There's Only One October

Jim Caple, before Game 4 of the World Series:

This is the seventh series this postseason and it likely will be the fifth to end in a sweep (of the 22 previous teams to take a 3-0 World Series lead, 19 swept it). Of the other two series, one ended in four games. Even the one series that went the limit scarcely had a good game -- the average margin of victory in the American League Championship Series was five runs, with Boston outscoring Cleveland 30-5 the final three games. And let's not get into all the days off without any game at all.

You know a postseason is bad when the most interesting moment is an invasion of insects.



Obviously, I'm not complaining about the outcome, but Caple's right. Buster Olney has similar thoughts, behind the ESPN firewall, and he makes the larger point that really, there hasn't been a good World Series since the Tribe-Marlins tilt of 1997.* (And that one involved the Marlins depriving the Indians of a championship, so I've basically stricken it from my memory.) I would add that the postseason as a whole hasn't produced any really memorable series in the three years since the Yanks-Red Sox war in '04 (and the neglected, but likewise excellent, Cards-Astros battle the same year). Yes, the Sox-Indians went seven games this year, as did the Mets-Cards semi-final in '06, but I wouldn't call either one a series for the ages, and beyond that it's been a sweep here, and a sweep there, with precious few of the extra-inning marathons and shocking turnarounds that you look for in postseason baseball.

Not that this has hurt baseball's popularity; far from it. But I think that mediocre playoffs may be a predictable consequence of the very thing that's driving baseball's revenues sky-high: The wild card system. In the regular season, the wild card has been a great success, the death of the classic pennant race notwithstanding: Joined to revenue sharing, it's made many, many more teams dream contending dreams deep into the season, which not only keeps fan bases excited in cities like Milwaukee and Denver but also improves the overall quality of play, since more teams have something to play for in August and September, and fewer teams dump salary at the trading deadline and turn the last third of the season into a battle between haves and have-nothing-but-prospects. I'd still probably vote for expanding the leagues by two teams and creating four four-team divisions, but I'm crotchety and old-fashioned; it's hard to argue that the wild card hasn't been a good thing for the sport overall.
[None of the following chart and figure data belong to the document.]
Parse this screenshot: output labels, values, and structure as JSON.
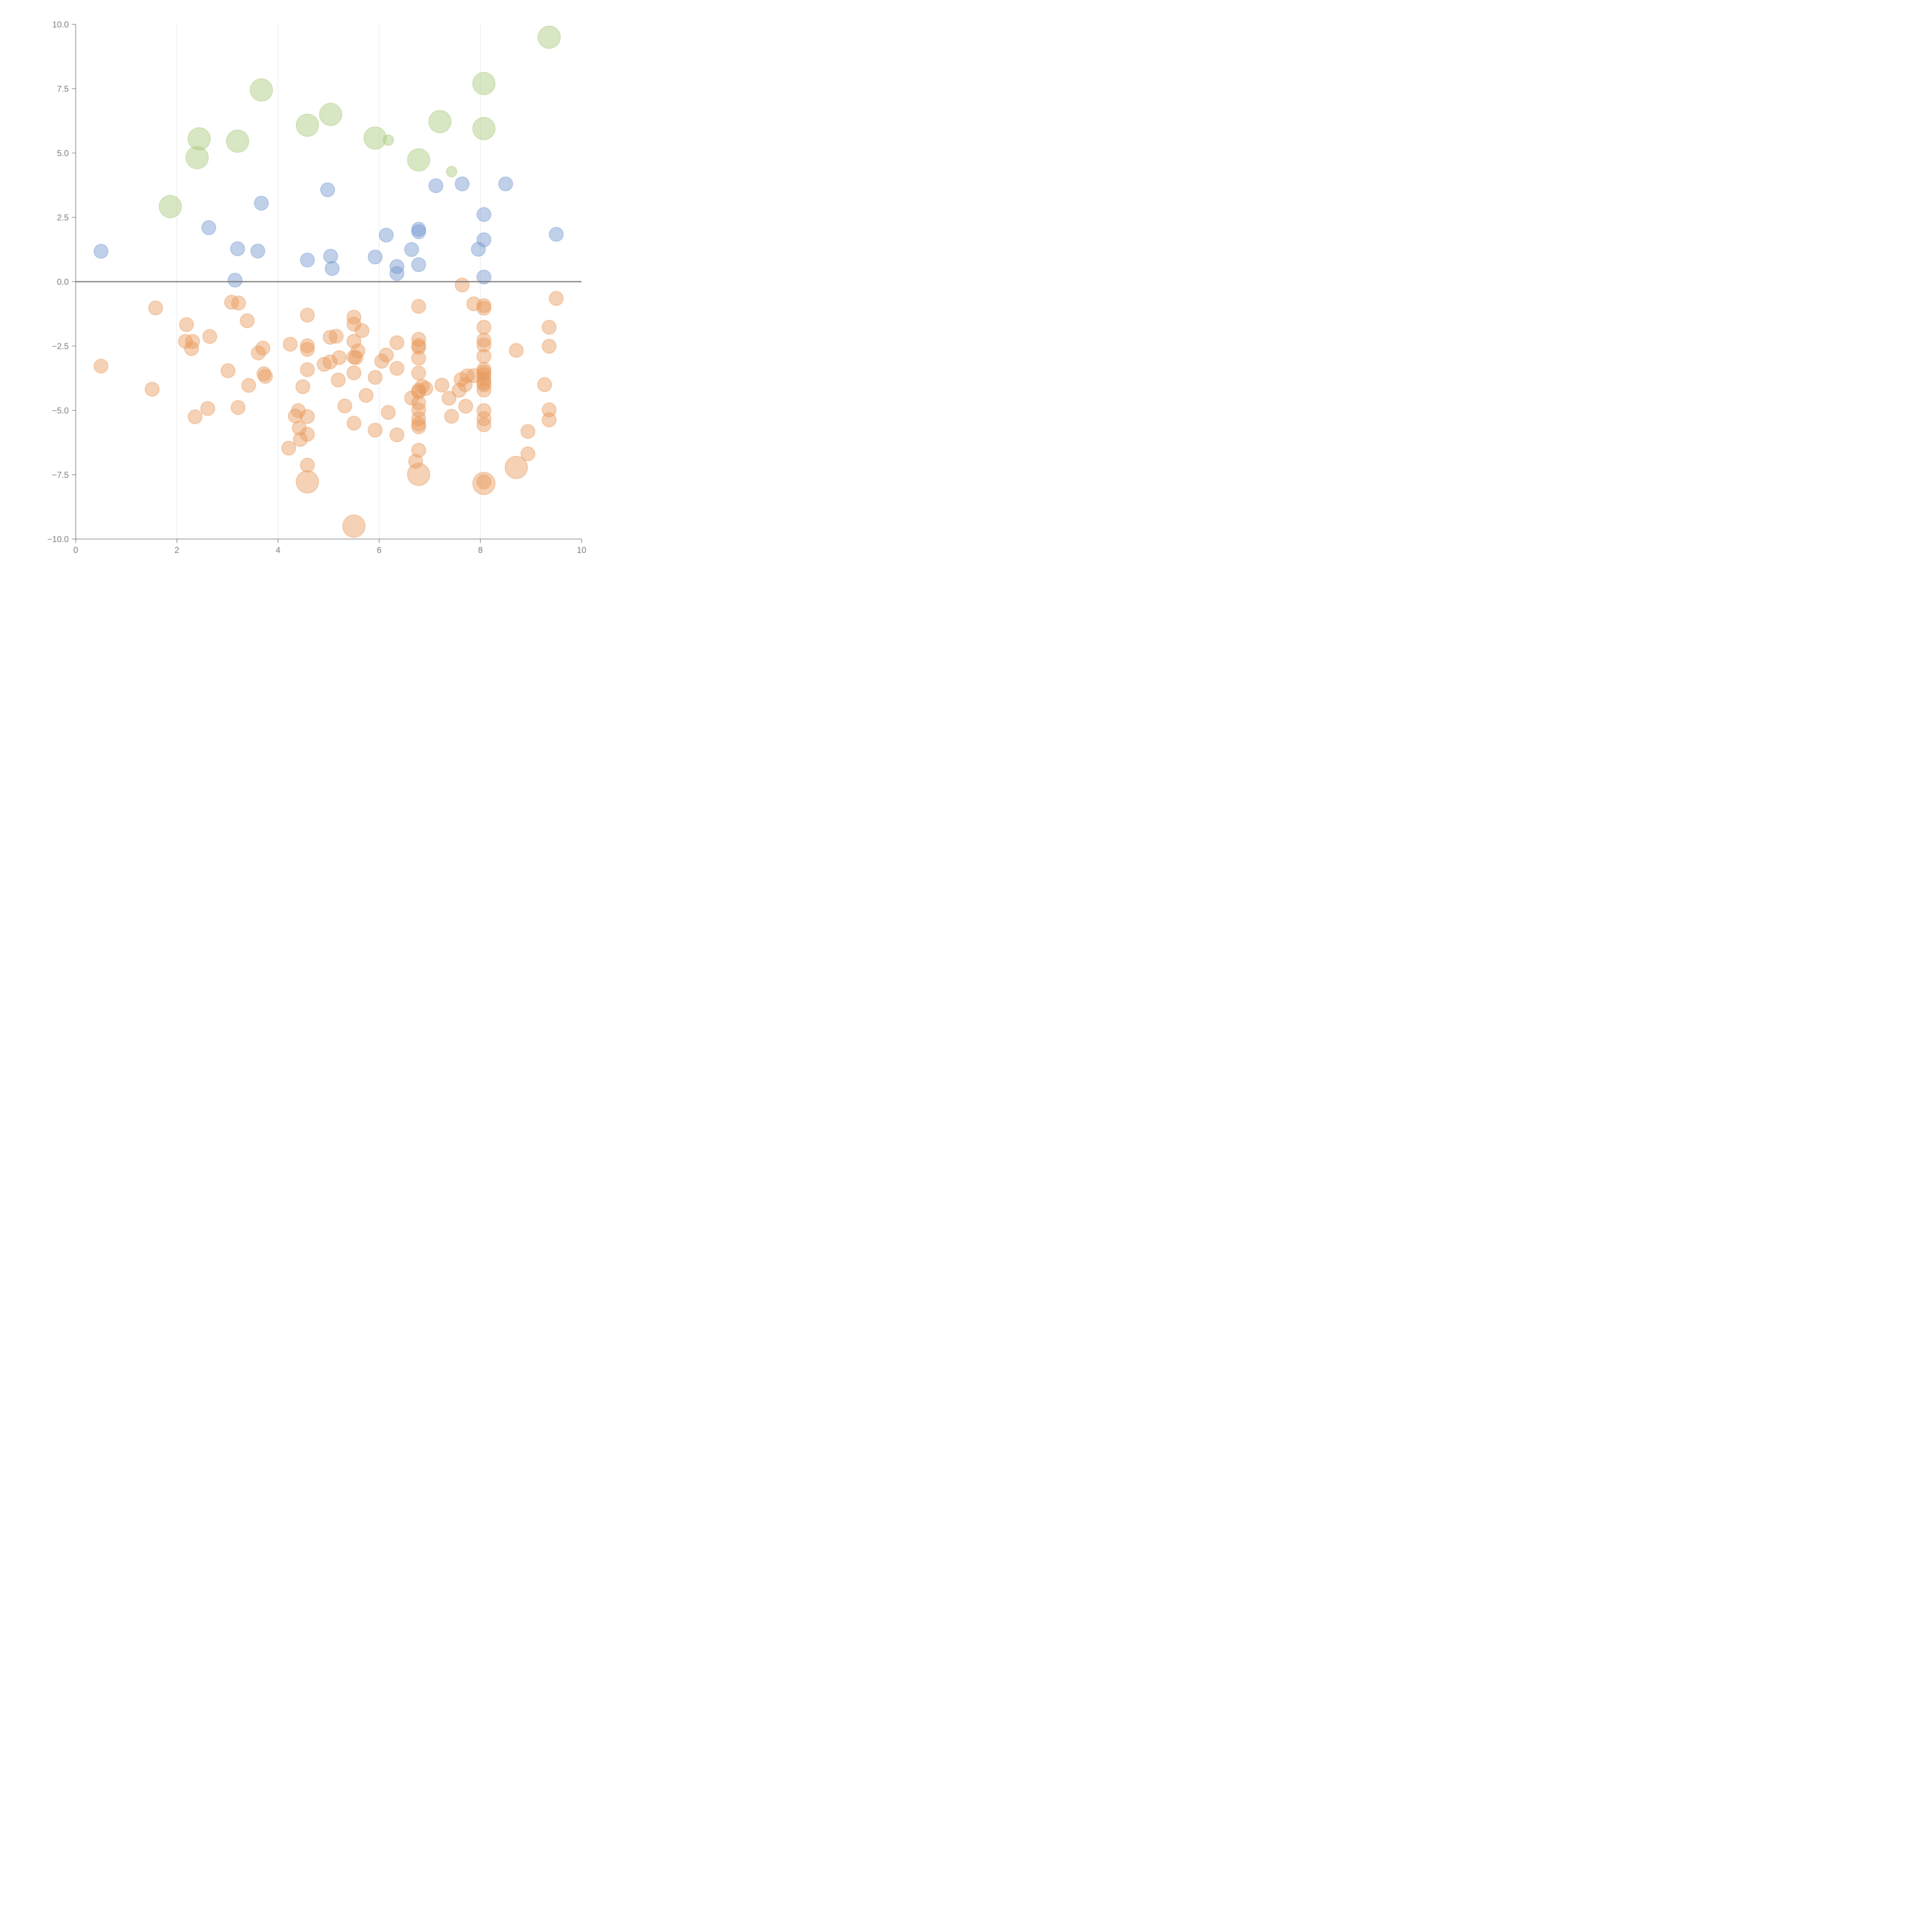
{
  "chart_data": {
    "type": "scatter",
    "xlim": [
      0,
      10
    ],
    "ylim": [
      -10,
      10
    ],
    "x_ticks": [
      "0",
      "2",
      "4",
      "6",
      "8",
      "10"
    ],
    "y_ticks": [
      "−10.0",
      "−7.5",
      "−5.0",
      "−2.5",
      "0.0",
      "2.5",
      "5.0",
      "7.5",
      "10.0"
    ],
    "vertical_grid": true,
    "horizontal_grid": false,
    "zero_line": true,
    "colors": {
      "green": "#a9c97a",
      "blue": "#7397cf",
      "orange": "#e89a5c"
    },
    "series": [
      {
        "color": "green",
        "points": [
          [
            1.87,
            2.92,
            1.6
          ],
          [
            2.44,
            5.55,
            1.6
          ],
          [
            2.4,
            4.82,
            1.6
          ],
          [
            3.2,
            5.46,
            1.6
          ],
          [
            3.67,
            7.45,
            1.6
          ],
          [
            4.58,
            6.08,
            1.6
          ],
          [
            5.04,
            6.5,
            1.6
          ],
          [
            5.92,
            5.58,
            1.6
          ],
          [
            6.78,
            4.73,
            1.6
          ],
          [
            7.2,
            6.22,
            1.6
          ],
          [
            8.07,
            7.7,
            1.6
          ],
          [
            8.07,
            5.95,
            1.6
          ],
          [
            9.36,
            9.5,
            1.6
          ],
          [
            6.18,
            5.5,
            0.75
          ],
          [
            7.43,
            4.28,
            0.75
          ]
        ]
      },
      {
        "color": "blue",
        "points": [
          [
            0.5,
            1.18,
            1
          ],
          [
            2.63,
            2.1,
            1
          ],
          [
            3.15,
            0.06,
            1
          ],
          [
            3.2,
            1.28,
            1
          ],
          [
            3.6,
            1.19,
            1
          ],
          [
            3.67,
            3.05,
            1
          ],
          [
            4.58,
            0.84,
            1
          ],
          [
            4.98,
            3.57,
            1
          ],
          [
            5.04,
            0.99,
            1
          ],
          [
            5.07,
            0.51,
            1
          ],
          [
            5.92,
            0.96,
            1
          ],
          [
            6.14,
            1.81,
            1
          ],
          [
            6.35,
            0.59,
            1
          ],
          [
            6.35,
            0.32,
            1
          ],
          [
            6.64,
            1.25,
            1
          ],
          [
            6.78,
            2.04,
            1
          ],
          [
            6.78,
            1.94,
            1
          ],
          [
            6.78,
            0.66,
            1
          ],
          [
            7.12,
            3.73,
            1
          ],
          [
            7.64,
            3.8,
            1
          ],
          [
            7.96,
            1.26,
            1
          ],
          [
            8.07,
            2.61,
            1
          ],
          [
            8.07,
            1.63,
            1
          ],
          [
            8.07,
            0.18,
            1
          ],
          [
            8.5,
            3.8,
            1
          ],
          [
            9.5,
            1.84,
            1
          ]
        ]
      },
      {
        "color": "orange",
        "points": [
          [
            0.5,
            -3.28,
            1
          ],
          [
            1.51,
            -4.18,
            1
          ],
          [
            1.58,
            -1.02,
            1
          ],
          [
            2.17,
            -2.32,
            1
          ],
          [
            2.19,
            -1.67,
            1
          ],
          [
            2.29,
            -2.6,
            1
          ],
          [
            2.31,
            -2.32,
            1
          ],
          [
            2.36,
            -5.25,
            1
          ],
          [
            2.61,
            -4.93,
            1
          ],
          [
            2.65,
            -2.13,
            1
          ],
          [
            3.01,
            -3.46,
            1
          ],
          [
            3.08,
            -0.8,
            1
          ],
          [
            3.22,
            -0.83,
            1
          ],
          [
            3.21,
            -4.89,
            1
          ],
          [
            3.39,
            -1.52,
            1
          ],
          [
            3.42,
            -4.03,
            1
          ],
          [
            3.61,
            -2.77,
            1
          ],
          [
            3.7,
            -2.58,
            1
          ],
          [
            3.72,
            -3.58,
            1
          ],
          [
            3.75,
            -3.68,
            1
          ],
          [
            4.21,
            -6.47,
            1
          ],
          [
            4.24,
            -2.43,
            1
          ],
          [
            4.34,
            -5.22,
            1
          ],
          [
            4.4,
            -5.01,
            1
          ],
          [
            4.42,
            -5.69,
            1
          ],
          [
            4.44,
            -6.13,
            1
          ],
          [
            4.49,
            -4.08,
            1
          ],
          [
            4.58,
            -1.3,
            1
          ],
          [
            4.58,
            -2.49,
            1
          ],
          [
            4.58,
            -2.63,
            1
          ],
          [
            4.58,
            -3.42,
            1
          ],
          [
            4.58,
            -5.24,
            1
          ],
          [
            4.58,
            -5.93,
            1
          ],
          [
            4.58,
            -7.13,
            1
          ],
          [
            4.58,
            -7.78,
            1.6
          ],
          [
            4.91,
            -3.21,
            1
          ],
          [
            5.03,
            -2.16,
            1
          ],
          [
            5.03,
            -3.12,
            1
          ],
          [
            5.15,
            -2.12,
            1
          ],
          [
            5.19,
            -3.82,
            1
          ],
          [
            5.21,
            -2.95,
            1
          ],
          [
            5.32,
            -4.83,
            1
          ],
          [
            5.5,
            -1.38,
            1
          ],
          [
            5.5,
            -1.65,
            1
          ],
          [
            5.5,
            -2.32,
            1
          ],
          [
            5.5,
            -2.93,
            1
          ],
          [
            5.5,
            -3.54,
            1
          ],
          [
            5.5,
            -5.5,
            1
          ],
          [
            5.5,
            -9.5,
            1.6
          ],
          [
            5.54,
            -2.95,
            1
          ],
          [
            5.58,
            -2.69,
            1
          ],
          [
            5.66,
            -1.9,
            1
          ],
          [
            5.74,
            -4.42,
            1
          ],
          [
            5.92,
            -3.72,
            1
          ],
          [
            5.92,
            -5.77,
            1
          ],
          [
            6.05,
            -3.09,
            1
          ],
          [
            6.14,
            -2.85,
            1
          ],
          [
            6.18,
            -5.08,
            1
          ],
          [
            6.35,
            -2.37,
            1
          ],
          [
            6.35,
            -3.37,
            1
          ],
          [
            6.35,
            -5.95,
            1
          ],
          [
            6.64,
            -4.52,
            1
          ],
          [
            6.72,
            -6.98,
            1
          ],
          [
            6.78,
            -0.96,
            1
          ],
          [
            6.78,
            -2.24,
            1
          ],
          [
            6.78,
            -2.48,
            1
          ],
          [
            6.78,
            -2.55,
            1
          ],
          [
            6.78,
            -2.97,
            1
          ],
          [
            6.78,
            -3.55,
            1
          ],
          [
            6.78,
            -4.22,
            1
          ],
          [
            6.78,
            -4.28,
            1
          ],
          [
            6.78,
            -4.71,
            1
          ],
          [
            6.78,
            -4.99,
            1
          ],
          [
            6.78,
            -5.32,
            1
          ],
          [
            6.78,
            -5.53,
            1
          ],
          [
            6.78,
            -5.64,
            1
          ],
          [
            6.78,
            -6.55,
            1
          ],
          [
            6.78,
            -7.49,
            1.6
          ],
          [
            6.85,
            -4.07,
            1
          ],
          [
            6.92,
            -4.15,
            1
          ],
          [
            7.24,
            -4.02,
            1
          ],
          [
            7.38,
            -4.53,
            1
          ],
          [
            7.43,
            -5.23,
            1
          ],
          [
            7.58,
            -4.22,
            1
          ],
          [
            7.62,
            -3.8,
            1
          ],
          [
            7.64,
            -0.13,
            1
          ],
          [
            7.7,
            -4.0,
            1
          ],
          [
            7.71,
            -4.84,
            1
          ],
          [
            7.74,
            -3.66,
            1
          ],
          [
            7.87,
            -3.65,
            1
          ],
          [
            7.87,
            -0.86,
            1
          ],
          [
            8.07,
            -0.93,
            1
          ],
          [
            8.07,
            -1.03,
            1
          ],
          [
            8.07,
            -1.77,
            1
          ],
          [
            8.07,
            -2.27,
            1
          ],
          [
            8.07,
            -2.46,
            1
          ],
          [
            8.07,
            -2.9,
            1
          ],
          [
            8.07,
            -3.41,
            1
          ],
          [
            8.07,
            -3.52,
            1
          ],
          [
            8.07,
            -3.62,
            1
          ],
          [
            8.07,
            -3.78,
            1
          ],
          [
            8.07,
            -3.92,
            1
          ],
          [
            8.07,
            -4.01,
            1
          ],
          [
            8.07,
            -4.21,
            1
          ],
          [
            8.07,
            -5.01,
            1
          ],
          [
            8.07,
            -5.32,
            1
          ],
          [
            8.07,
            -5.56,
            1
          ],
          [
            8.07,
            -7.78,
            1
          ],
          [
            8.07,
            -7.84,
            1.6
          ],
          [
            8.71,
            -2.67,
            1
          ],
          [
            8.71,
            -7.22,
            1.6
          ],
          [
            8.94,
            -5.82,
            1
          ],
          [
            8.94,
            -6.69,
            1
          ],
          [
            9.27,
            -4.0,
            1
          ],
          [
            9.36,
            -1.77,
            1
          ],
          [
            9.36,
            -2.51,
            1
          ],
          [
            9.36,
            -4.98,
            1
          ],
          [
            9.36,
            -5.37,
            1
          ],
          [
            9.5,
            -0.65,
            1
          ]
        ]
      }
    ]
  }
}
But the expanded playoff system, while it's had its moments, comes with an awful lot of built-in problems: The 3-of-5 first round is engineered to produce sweeps and injects an enormous crapshoot effect into an already overly-random system; the sheer number of teams that make the playoffs prevents postseason rivalries from taking shape (not just the ancient Dodgers-Yankees rivalries, I mean, but also the great '70s battles between the Orioles and the A's, or the Yankees and the Royals or the Phillies and the Dodgers); you end up with too many series where a mediocre team, having lucked into a victory in the preceding round, is wildly overmatched against its next opponent; the built-in off days, which increased this fall for no good reason, create enormous amounts of momentum-sapping dead time (hello, Rockies!); the plethora of games makes each individual contest and series less memorable, even if it's really good; and finally, the whole thing just seems too damn long. Yes, MLB's postseason has fewer rounds than any other major sport, and fewer games than basketball and hockey, but the combination of multiple rounds with the uniquely-interminable length (and late starts) of postseason baseball games made me weary and bleary-eyed this month, and I had a rooting interest all the way through.

These are problems that either can't or won't be fixed, because doing so would involve killing various golden gooses. But they're problems nonetheless.

* Not being an ESPN Insider, I don't know if Olney includes this caveat later in his piece, but obviously, the 2001 World Series was fantastic.